Our new commissioner, Marc Hehn, and I attended the Essentials of Municipal Government Workshop last week. This workshop was sponsored by the University of North Carolina School of Government and the North Carolina League of Municipalities. It was my third workshop, and for Marc his first.
I attend these workshops because I always learn something new about municipal government. Invariably there are changes to municipal statues.
Highlands is a member of the UNC School of Government and the NC League of Municipalities. Both organizations support towns and cities. They are important resources and consultants for member municipalities.
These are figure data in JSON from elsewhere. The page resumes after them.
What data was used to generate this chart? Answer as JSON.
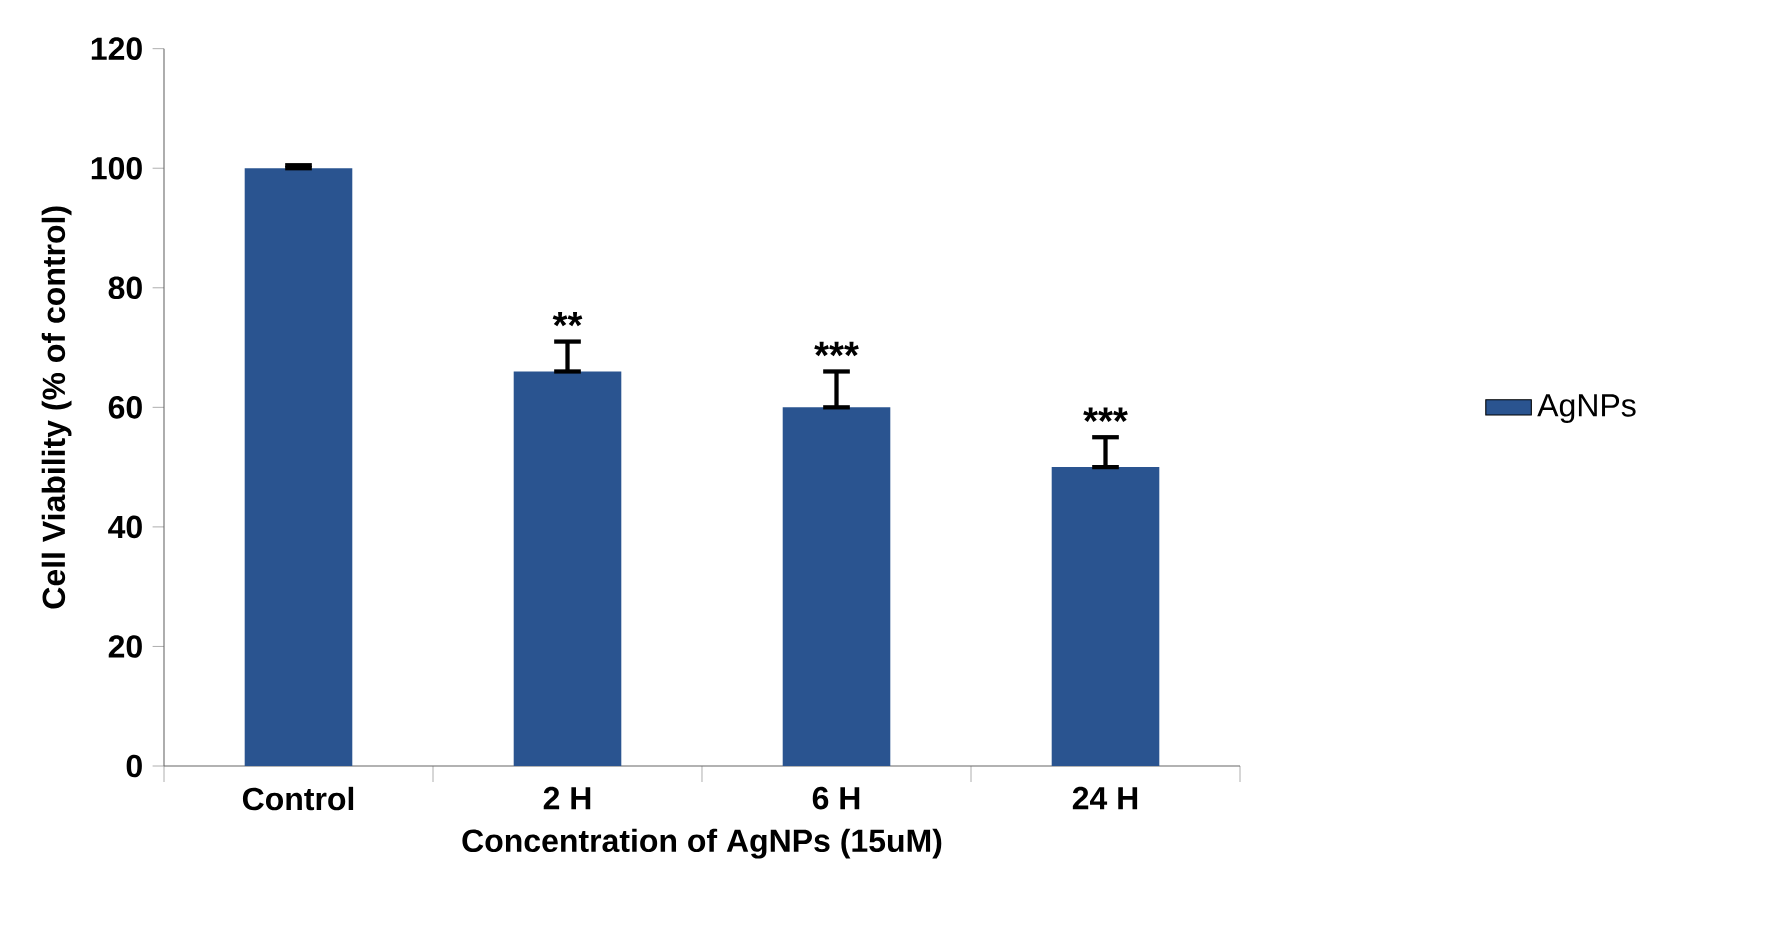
{
  "chart_data": {
    "type": "bar",
    "xlabel": "Concentration of AgNPs (15uM)",
    "ylabel": "Cell Viability (% of control)",
    "categories": [
      "Control",
      "2 H",
      "6 H",
      "24 H"
    ],
    "series": [
      {
        "name": "AgNPs",
        "color": "#2a5490",
        "values": [
          100,
          66,
          60,
          50
        ],
        "errors": [
          [
            100,
            100.5
          ],
          [
            66,
            71
          ],
          [
            60,
            66
          ],
          [
            50,
            55
          ]
        ]
      }
    ],
    "ylim": [
      0,
      120
    ],
    "yticks": [
      0,
      20,
      40,
      60,
      80,
      100,
      120
    ],
    "legend": "right",
    "annotations": [
      "**",
      "***",
      "***"
    ]
  }
}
Mike Smith, the Dean of the UNC School of Government, was at the workshop. I had the opportunity to thank him personally for the 16 years that I have relied on the school as a critical professional resource. I was a magistrate for 10 years before currently serving 6 years as mayor. The School of Government also trains personnel in the state’s court and justice system. They have 50 professors on the faculty that specialize in all aspects of North Carolina law and government.
When I was a magistrate, Professor Robert Farb headed their criminal justice department. Farb was the definitive expert on all North Carolina criminal statues and legal procedures. I attended continuing education workshops where Professor Farb would analyze case studies and specific elements of a criminal statue in unbelievable detail. If a magistrate had a question about a current case or charge, Professor Farb and his colleagues were just a phone call away.
That is also the case when it comes to operating a municipal government in North Carolina. Town directors are only a phone call away from consulting with experts in specific fields such as municipal finance, meeting procedures, open records, zoning, or personnel, to name only a few.
I jokingly told Dean Smith that my goal has always been to make good decisions. The last thing a mayor or magistrate wants to be is a case study for the UNC School of Government. He laughed.
At the workshop I also spoke with Rose Vaughn Williams, the legislative representative for the NC League of Municipalities. The league is also a major source of support for towns and cities. Rose informed me that she believes the legislature will take action in the forthcoming short session on short term rentals and on fiber/broadband legislation. Her only caveat was that no one can predict what the NC Legislature will do.
Hope you can join us tonight at 7 p.m. at the Highlands Community Center for the December board meeting. Our new commissioner, Marc Hehn, along with our reelected commissioners Brian Stiehler and John Dotson, will be sworn in. I also want to thank outgoing Commissioner Eric Pierson for his many years of service on the board.
By the way, the newly sworn commissioners will have to take a two-hour course on ethics and conflicts of interest. This extensive course is put on by the University of North Carolina School of Government.